Zu ihren raumfüllenden Installationen lässt sich die 1975 in Brandenburg/Havel geborene Künstlerin Simone Seemann aus Weimar, die 2006 ihr Diplom im Studiengang "Freie Kunst" an der Bauhausuniversität Weimar erwarb und schon in zahlreichen Installations-Projekten vorwiegend in Brandenburg und Weimar hervorgetreten ist, vom jeweiligen Genius loci inspirieren.
Das geschichtsträchtige Renaissancewohnhaus in der Erfurter Michaelisstraße10 füllt sie mit Glocken verschiedener Größe, die aus Zeitungspapier geformt wurden und im Raum zu schweben scheinen.
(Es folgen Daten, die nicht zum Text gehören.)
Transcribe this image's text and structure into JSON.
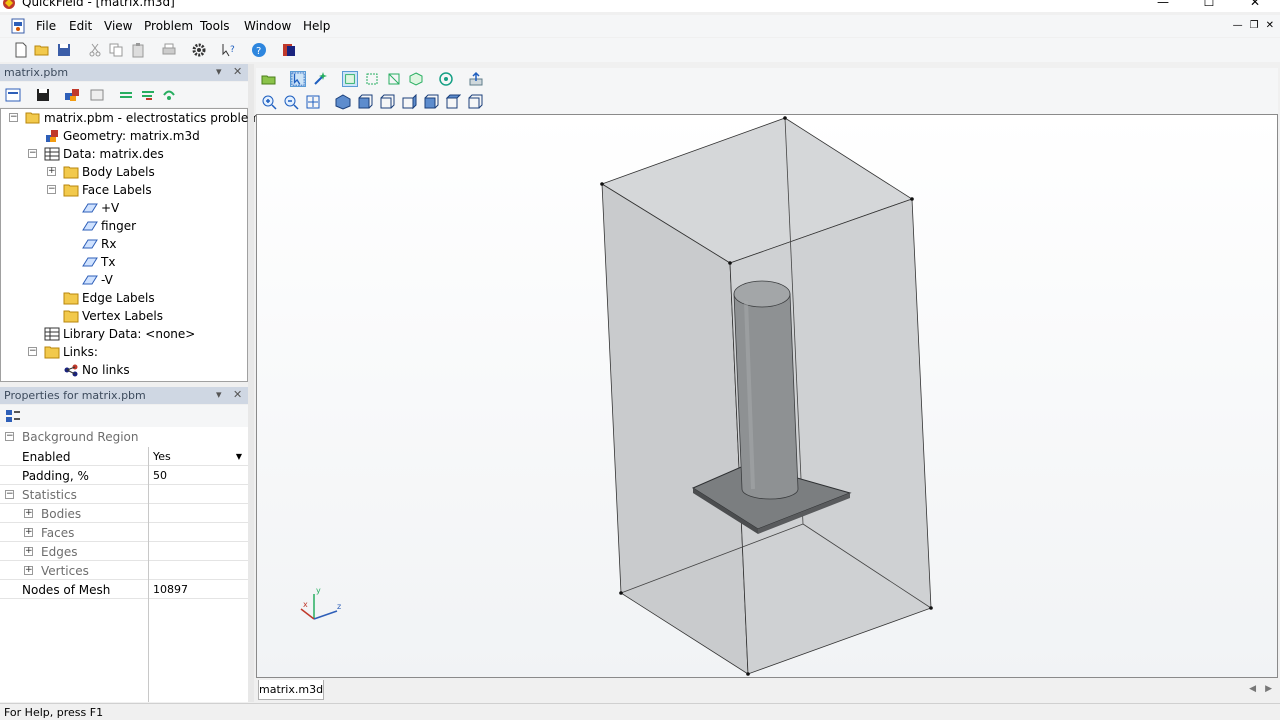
{
  "window": {
    "title": "QuickField - [matrix.m3d]",
    "minimize": "—",
    "maximize": "☐",
    "close": "✕"
  },
  "menu": {
    "items": [
      "File",
      "Edit",
      "View",
      "Problem",
      "Tools",
      "Window",
      "Help"
    ],
    "mdi_minimize": "—",
    "mdi_restore": "❐",
    "mdi_close": "✕"
  },
  "problem_panel": {
    "title": "matrix.pbm",
    "dropdown": "▾",
    "close": "✕"
  },
  "tree": {
    "root": "matrix.pbm - electrostatics problem",
    "geometry": "Geometry: matrix.m3d",
    "data": "Data: matrix.des",
    "body_labels": "Body Labels",
    "face_labels": "Face Labels",
    "faces": [
      "+V",
      "finger",
      "Rx",
      "Tx",
      "-V"
    ],
    "edge_labels": "Edge Labels",
    "vertex_labels": "Vertex Labels",
    "library": "Library Data: <none>",
    "links": "Links:",
    "no_links": "No links"
  },
  "properties_panel": {
    "title": "Properties for matrix.pbm",
    "dropdown": "▾",
    "close": "✕",
    "rows": {
      "background_region": "Background Region",
      "enabled": "Enabled",
      "enabled_value": "Yes",
      "padding": "Padding, %",
      "padding_value": "50",
      "statistics": "Statistics",
      "bodies": "Bodies",
      "faces": "Faces",
      "edges": "Edges",
      "vertices": "Vertices",
      "nodes_of_mesh": "Nodes of Mesh",
      "nodes_value": "10897"
    }
  },
  "viewport": {
    "axis_x": "x",
    "axis_y": "y",
    "axis_z": "z"
  },
  "doc_tabs": {
    "active": "matrix.m3d",
    "prev": "◀",
    "next": "▶"
  },
  "status": {
    "text": "For Help, press F1"
  }
}
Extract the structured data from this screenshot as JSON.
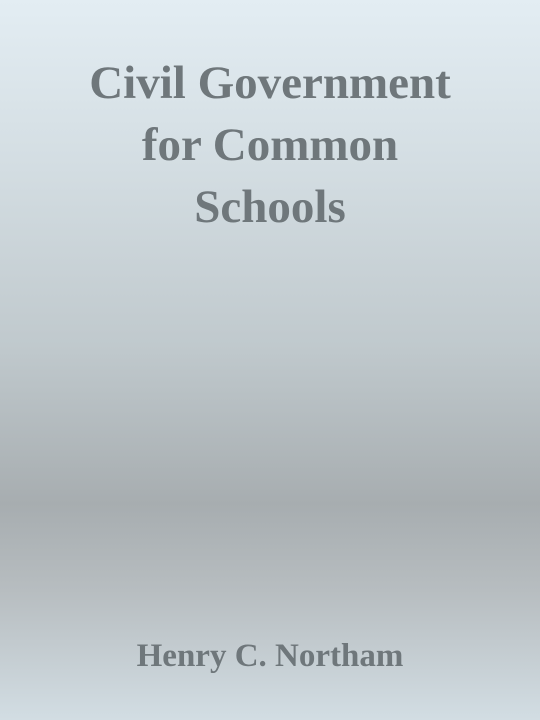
{
  "cover": {
    "title_lines": [
      "Civil Government",
      "for Common",
      "Schools"
    ],
    "author": "Henry C. Northam"
  },
  "colors": {
    "text": "#6f777b",
    "gradient_top": "#e3edf3",
    "gradient_middle": "#a7adb0",
    "gradient_bottom": "#d2dde3"
  }
}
Durch ihre dunkelrote Farbgebung erhalten sie eine äußere Schwere, die eine Verbindung zum historischen Ausstellungsraum schafft und zugleich einen warmen tiefen Klang assoziiert. Besucher können die Glocken umlaufen, jedoch bleiben diese, als Ausdruck der zurückgehenden Bedeutung des Läutens in der akustischen Wahrnehmung des Menschen, wider Erwarten stumm.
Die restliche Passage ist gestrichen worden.